UK art historians call for abolition of image fees (ctd.)

November 7 2017

Image of UK art historians call for abolition of image fees (ctd.)

Picture: The Times

The campaign to abolish image reproduction fees for out of copyright paintings, drawings and prints held by UK national collections has moved up a gear. In parliament, Lord Freyberg has tabled the following questions to the Department for Culture Media and Sport:


  • To ask Her Majesty's Government whether National Museums will review their imaging policies in the light of recent calls to abolish image fees for out of copyright paintings, prints and drawings.
  • To ask Her Majesty's Government what assessment they have made of the impact of the charging of image fees for academic use by National Museums on their use in academic lectures and publications.
  • To ask Her Majesty's Government whether National Museums will consider providing open access to images of publicly owned, out of copyright paintings, prints, and drawings so that they are free for the public to reproduce; and whether they have held discussions with non-UK museums about such access.
  • To ask Her Majesty's Government whether they sanction each National Museum's interpretation of image copyright law; and if not, what measures are in place to review whether National Museums are interpreting image copyright law correctly.
  • To ask Her Majesty's Government how much income was raised by each National Museum by licensing images of out of copyright works in the last five years.
  • To ask Her Majesty's Government how National Museums assess whether the image fees they charge for academic use are reasonable; and what representations they have made to academic communities to evaluate their fees.
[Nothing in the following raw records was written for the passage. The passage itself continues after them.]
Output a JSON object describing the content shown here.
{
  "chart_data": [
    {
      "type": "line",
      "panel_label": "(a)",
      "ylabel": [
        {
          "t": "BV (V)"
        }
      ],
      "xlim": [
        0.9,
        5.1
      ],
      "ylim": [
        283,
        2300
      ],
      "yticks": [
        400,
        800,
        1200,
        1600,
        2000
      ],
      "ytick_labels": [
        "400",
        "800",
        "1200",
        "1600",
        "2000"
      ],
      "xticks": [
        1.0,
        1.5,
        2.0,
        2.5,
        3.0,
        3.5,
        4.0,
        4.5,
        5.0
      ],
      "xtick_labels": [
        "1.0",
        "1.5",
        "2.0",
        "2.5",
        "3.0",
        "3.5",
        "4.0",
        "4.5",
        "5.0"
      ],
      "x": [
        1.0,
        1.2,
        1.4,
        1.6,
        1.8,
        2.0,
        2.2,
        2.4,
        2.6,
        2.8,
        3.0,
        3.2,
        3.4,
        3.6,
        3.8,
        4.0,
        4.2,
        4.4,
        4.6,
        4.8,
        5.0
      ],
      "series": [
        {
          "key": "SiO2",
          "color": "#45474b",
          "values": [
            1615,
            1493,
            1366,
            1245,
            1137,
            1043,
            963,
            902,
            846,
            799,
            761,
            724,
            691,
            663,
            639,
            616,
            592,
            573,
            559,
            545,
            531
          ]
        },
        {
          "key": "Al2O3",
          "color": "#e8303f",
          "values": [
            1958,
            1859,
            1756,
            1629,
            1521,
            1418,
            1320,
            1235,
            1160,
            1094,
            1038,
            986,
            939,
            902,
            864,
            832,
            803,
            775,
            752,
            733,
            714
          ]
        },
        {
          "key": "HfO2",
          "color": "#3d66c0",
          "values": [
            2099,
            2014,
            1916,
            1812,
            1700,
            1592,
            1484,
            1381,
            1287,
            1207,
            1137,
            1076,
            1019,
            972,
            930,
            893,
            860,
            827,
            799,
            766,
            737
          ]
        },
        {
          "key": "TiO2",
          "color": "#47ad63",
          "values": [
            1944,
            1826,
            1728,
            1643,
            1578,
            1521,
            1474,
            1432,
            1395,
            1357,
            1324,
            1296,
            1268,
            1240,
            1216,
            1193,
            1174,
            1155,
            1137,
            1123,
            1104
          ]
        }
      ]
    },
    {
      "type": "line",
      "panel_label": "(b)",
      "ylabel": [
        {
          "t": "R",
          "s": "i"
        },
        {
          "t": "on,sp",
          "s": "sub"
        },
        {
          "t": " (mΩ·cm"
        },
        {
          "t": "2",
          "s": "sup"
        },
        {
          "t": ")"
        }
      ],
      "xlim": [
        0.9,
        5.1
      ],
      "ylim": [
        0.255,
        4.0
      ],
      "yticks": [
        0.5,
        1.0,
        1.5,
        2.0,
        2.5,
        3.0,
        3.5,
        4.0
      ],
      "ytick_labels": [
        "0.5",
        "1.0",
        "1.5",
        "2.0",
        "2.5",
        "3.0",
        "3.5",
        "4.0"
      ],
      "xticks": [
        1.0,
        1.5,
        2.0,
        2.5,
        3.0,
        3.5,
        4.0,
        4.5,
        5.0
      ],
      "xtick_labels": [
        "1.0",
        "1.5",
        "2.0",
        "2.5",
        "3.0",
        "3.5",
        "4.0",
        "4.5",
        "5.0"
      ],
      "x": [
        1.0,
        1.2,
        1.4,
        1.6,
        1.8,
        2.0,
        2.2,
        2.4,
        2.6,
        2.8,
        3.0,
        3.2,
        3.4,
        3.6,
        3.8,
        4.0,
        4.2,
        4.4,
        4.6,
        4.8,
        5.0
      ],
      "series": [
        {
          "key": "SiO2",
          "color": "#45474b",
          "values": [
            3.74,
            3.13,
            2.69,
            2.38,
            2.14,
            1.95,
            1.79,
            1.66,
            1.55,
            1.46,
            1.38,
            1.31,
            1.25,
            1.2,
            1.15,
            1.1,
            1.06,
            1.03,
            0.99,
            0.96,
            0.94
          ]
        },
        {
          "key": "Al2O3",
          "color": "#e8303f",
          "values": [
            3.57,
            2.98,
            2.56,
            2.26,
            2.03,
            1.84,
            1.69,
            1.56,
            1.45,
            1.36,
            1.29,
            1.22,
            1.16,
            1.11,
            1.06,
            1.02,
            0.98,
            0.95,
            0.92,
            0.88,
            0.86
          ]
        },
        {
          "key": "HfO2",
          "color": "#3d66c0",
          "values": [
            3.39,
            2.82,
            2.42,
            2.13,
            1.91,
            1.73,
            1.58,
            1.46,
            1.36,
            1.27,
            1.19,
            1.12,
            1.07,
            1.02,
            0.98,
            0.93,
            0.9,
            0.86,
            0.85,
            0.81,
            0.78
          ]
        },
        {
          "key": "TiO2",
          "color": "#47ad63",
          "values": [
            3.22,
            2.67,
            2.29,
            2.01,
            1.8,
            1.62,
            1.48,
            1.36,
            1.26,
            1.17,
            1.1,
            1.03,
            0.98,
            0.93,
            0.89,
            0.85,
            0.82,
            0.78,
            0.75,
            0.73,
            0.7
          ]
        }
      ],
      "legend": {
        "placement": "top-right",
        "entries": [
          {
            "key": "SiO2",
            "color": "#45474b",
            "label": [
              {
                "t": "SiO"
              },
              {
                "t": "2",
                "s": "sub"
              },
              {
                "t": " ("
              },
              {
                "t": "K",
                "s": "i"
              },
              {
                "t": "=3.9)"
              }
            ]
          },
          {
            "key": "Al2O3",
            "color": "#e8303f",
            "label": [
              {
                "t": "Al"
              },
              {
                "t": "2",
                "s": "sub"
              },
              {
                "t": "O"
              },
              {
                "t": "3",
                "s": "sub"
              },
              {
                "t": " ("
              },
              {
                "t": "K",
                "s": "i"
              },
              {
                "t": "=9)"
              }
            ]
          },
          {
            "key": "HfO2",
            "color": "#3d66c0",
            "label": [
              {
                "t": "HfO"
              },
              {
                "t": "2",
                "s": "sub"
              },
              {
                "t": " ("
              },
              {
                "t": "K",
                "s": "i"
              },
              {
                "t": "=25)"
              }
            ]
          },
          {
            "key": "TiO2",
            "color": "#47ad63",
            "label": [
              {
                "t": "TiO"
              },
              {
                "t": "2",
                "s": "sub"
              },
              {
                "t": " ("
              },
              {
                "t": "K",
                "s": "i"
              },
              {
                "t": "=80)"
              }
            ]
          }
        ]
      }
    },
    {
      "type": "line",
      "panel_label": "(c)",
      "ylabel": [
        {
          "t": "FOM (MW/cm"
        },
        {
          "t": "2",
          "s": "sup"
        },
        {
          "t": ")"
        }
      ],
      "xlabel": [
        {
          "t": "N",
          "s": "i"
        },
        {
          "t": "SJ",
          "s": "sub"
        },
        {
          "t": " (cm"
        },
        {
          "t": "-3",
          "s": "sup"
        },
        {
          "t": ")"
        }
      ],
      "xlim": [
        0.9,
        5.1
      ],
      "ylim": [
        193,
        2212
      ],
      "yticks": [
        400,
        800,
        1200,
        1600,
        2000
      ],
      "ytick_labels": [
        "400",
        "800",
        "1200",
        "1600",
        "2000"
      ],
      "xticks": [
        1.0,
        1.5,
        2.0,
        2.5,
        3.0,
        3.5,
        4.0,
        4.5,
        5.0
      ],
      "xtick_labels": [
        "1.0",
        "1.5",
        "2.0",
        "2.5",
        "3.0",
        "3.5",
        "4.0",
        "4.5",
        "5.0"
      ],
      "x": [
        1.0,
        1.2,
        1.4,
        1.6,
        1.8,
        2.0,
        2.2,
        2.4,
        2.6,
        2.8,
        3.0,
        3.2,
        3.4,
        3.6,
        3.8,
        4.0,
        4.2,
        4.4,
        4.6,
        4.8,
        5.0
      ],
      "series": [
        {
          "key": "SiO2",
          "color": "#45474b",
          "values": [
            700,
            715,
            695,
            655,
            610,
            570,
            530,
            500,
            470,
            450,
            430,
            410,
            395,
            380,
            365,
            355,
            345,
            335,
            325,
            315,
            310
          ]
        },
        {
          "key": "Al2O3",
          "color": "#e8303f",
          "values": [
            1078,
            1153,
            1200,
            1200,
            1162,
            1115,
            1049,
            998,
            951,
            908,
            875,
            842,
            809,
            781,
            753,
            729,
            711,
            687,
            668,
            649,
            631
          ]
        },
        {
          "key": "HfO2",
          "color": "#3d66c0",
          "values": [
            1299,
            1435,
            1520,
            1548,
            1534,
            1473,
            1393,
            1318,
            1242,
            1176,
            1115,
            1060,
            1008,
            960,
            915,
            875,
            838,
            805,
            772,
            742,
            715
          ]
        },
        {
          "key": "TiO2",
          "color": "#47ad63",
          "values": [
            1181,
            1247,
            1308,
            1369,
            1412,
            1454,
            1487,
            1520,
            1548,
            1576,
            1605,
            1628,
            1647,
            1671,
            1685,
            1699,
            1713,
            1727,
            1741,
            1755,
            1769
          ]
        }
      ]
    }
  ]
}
The first answers should come in within a couple of weeks. It will be particularly interesting to see the government's response on the question of copyright. Although we believe that there are strong moral, educational and public policy reasons to make images free, the question of whether museums are actually entitled to charge for 'licensing' copyright to third parties is crucial to the whole system. If, as I strongly suspect, it turns out that they are not, then museums will be under significant pressure to end charges for out of copyright artworks.

I'll be writing a post about the copyright issue in more detail soon.

Meanwhile, Neil Jeffares has posted his letter to the British Art Journal on image fees, from 13 years ago. It's sad that there has been no movement on the issue from museums, despite the likes of Neil and the BAJ making such a convincing argument for so long.